Der Clown
Der Clown
Am Abend, wenn der Clown seine Maske ablegte und er sich selbst im Spiegel sah, überkam ihn immer wieder der Ekel vor sich selbst, vor dieser Rolle, die zu spielen er in alle Ewigkeit verdammt war. Er hatte sie nicht gewählt; sie hatten ihm keine Wahl gelassen. Einmal ein Clown, immer ein Clown.
Dieses Wesen, das Tag für Tag den Clown spielte, zur Belustigung der anderen, hatte nichts mehr mit dem Menschen gemeinsam, der abends erschien, nachdem die Schminke Stück für Stück vom Gesicht gewischt war. Er war nicht so, wie er den anderen erschien; anders, er war anders.
Kein Mensch hatte ihn je gesehen, den Menschen hinter der Maske. Sie sahen immer nur die Oberfläche, sie waren ja so oberflächlich, gingen auf niemanden genauer ein, und schon gar nicht auf einen Clown, dessen Charakter ja so offensichtlich schien.
Vielleicht hatte er sich diese Rolle ja deswegen ausgewählt.

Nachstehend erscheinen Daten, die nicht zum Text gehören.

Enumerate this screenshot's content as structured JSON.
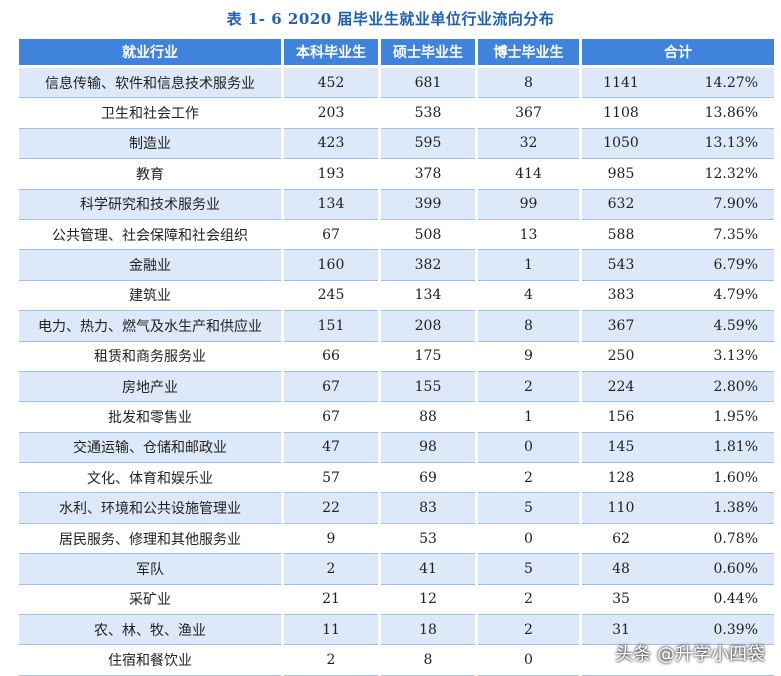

Vielleicht hatte er Angst, sein wahres Gesicht zu offenbaren. Er war sich dessen selber nicht mehr sicher.
Er hoffte immer noch, daß eines Tages jemand kommen würde, ihn anrühren und aus seiner Lethargie, aus seiner Rolle und seiner Scheinwelt befreien würde. Aber genau so, wie er diesen Tag und diesen Menschen herbeisehnte, fürchtete er ihn, denn was würde ihm bleiben, wenn er nicht mehr der Clown war? Wer würde ihm bleiben?
Sie würden es nicht akzeptieren, nie, sie würden ihn hassen, nicht dafür, daß er sie angelogen hatte, sondern daß er diese Lüge aufgegeben hatte, den Vorhang ein für alle Mal geschlossen hatte.

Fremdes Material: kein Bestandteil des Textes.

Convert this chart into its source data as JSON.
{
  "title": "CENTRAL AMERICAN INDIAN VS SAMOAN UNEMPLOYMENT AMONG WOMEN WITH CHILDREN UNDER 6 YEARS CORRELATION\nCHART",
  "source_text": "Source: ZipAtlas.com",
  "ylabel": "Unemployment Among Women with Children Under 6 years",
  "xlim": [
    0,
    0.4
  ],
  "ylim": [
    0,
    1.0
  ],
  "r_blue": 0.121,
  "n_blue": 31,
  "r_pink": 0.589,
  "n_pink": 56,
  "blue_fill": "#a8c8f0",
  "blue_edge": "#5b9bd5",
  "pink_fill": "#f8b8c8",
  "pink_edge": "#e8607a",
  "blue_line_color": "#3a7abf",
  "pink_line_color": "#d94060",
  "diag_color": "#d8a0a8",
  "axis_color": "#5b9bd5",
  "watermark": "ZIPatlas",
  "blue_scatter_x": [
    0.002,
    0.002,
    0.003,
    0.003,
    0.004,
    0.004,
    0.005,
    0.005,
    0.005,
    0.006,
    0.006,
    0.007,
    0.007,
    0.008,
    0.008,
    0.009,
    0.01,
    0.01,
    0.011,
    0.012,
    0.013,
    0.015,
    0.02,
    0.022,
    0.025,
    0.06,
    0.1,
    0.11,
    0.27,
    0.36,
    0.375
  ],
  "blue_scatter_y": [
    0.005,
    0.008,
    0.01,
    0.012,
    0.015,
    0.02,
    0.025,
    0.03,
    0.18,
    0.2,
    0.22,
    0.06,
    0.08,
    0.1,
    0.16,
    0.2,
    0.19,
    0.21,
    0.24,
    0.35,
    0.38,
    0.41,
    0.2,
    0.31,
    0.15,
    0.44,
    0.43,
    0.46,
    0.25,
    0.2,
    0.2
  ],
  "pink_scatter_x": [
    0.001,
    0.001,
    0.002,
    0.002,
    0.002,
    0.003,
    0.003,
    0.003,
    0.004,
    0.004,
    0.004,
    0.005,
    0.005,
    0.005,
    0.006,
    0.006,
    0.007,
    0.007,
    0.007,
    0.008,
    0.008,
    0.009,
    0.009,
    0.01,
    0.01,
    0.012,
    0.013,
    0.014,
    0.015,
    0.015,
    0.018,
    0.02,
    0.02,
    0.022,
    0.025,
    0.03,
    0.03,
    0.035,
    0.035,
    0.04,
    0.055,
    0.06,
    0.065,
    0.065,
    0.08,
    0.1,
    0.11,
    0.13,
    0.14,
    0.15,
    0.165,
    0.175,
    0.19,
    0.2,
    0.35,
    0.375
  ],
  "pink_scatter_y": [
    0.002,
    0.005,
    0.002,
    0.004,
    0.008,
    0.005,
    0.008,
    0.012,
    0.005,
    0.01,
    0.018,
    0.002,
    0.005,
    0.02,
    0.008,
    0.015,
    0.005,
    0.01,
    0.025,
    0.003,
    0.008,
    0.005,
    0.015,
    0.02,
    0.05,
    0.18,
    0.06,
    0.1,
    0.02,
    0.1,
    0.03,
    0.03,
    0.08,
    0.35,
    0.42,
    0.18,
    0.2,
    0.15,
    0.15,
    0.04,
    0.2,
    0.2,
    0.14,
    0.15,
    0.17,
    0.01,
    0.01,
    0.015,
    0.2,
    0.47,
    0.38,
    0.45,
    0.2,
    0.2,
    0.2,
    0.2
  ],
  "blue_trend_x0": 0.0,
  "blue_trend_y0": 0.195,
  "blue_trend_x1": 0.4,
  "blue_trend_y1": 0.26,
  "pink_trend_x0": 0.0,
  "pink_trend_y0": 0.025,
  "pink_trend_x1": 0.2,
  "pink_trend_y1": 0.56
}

Sie liebten das Schauspiel, sie liebten sein Schauspiel, aber sie liebten nicht ihn. Sie konnten nur seine Rolle lieben, nicht aber ihn, weil sie ihn gar nicht kannten.
Früher hatte er nie das Bedürfnis gehabt, sich anderen zu öffnen; er hatte Angst gehabt.
Dann war es zu spät gewesen. Keiner hätte ihm mehr zugehört. Keiner hätte es wahrhaben wollen, daß er, der umjubelte, beliebte, geliebte Clown auch sehr ernst sein konnte, auch ernst sein wollte. Er nahm viele Dinge ernst, auch wenn es nie so schien.
Es war ein Selbstschutz gewesen, diese Rolle des Clowns, ein Schutz vor der grausamen Ralität. Er hatte Freunde gesucht, aber er konnte sie nur finden, indem er ihnen etwas vorspielte, indem er Scherze machte, sich ihnen anpaßte und auf ihren Level begab. Er wollte es nicht; er wollte es nie.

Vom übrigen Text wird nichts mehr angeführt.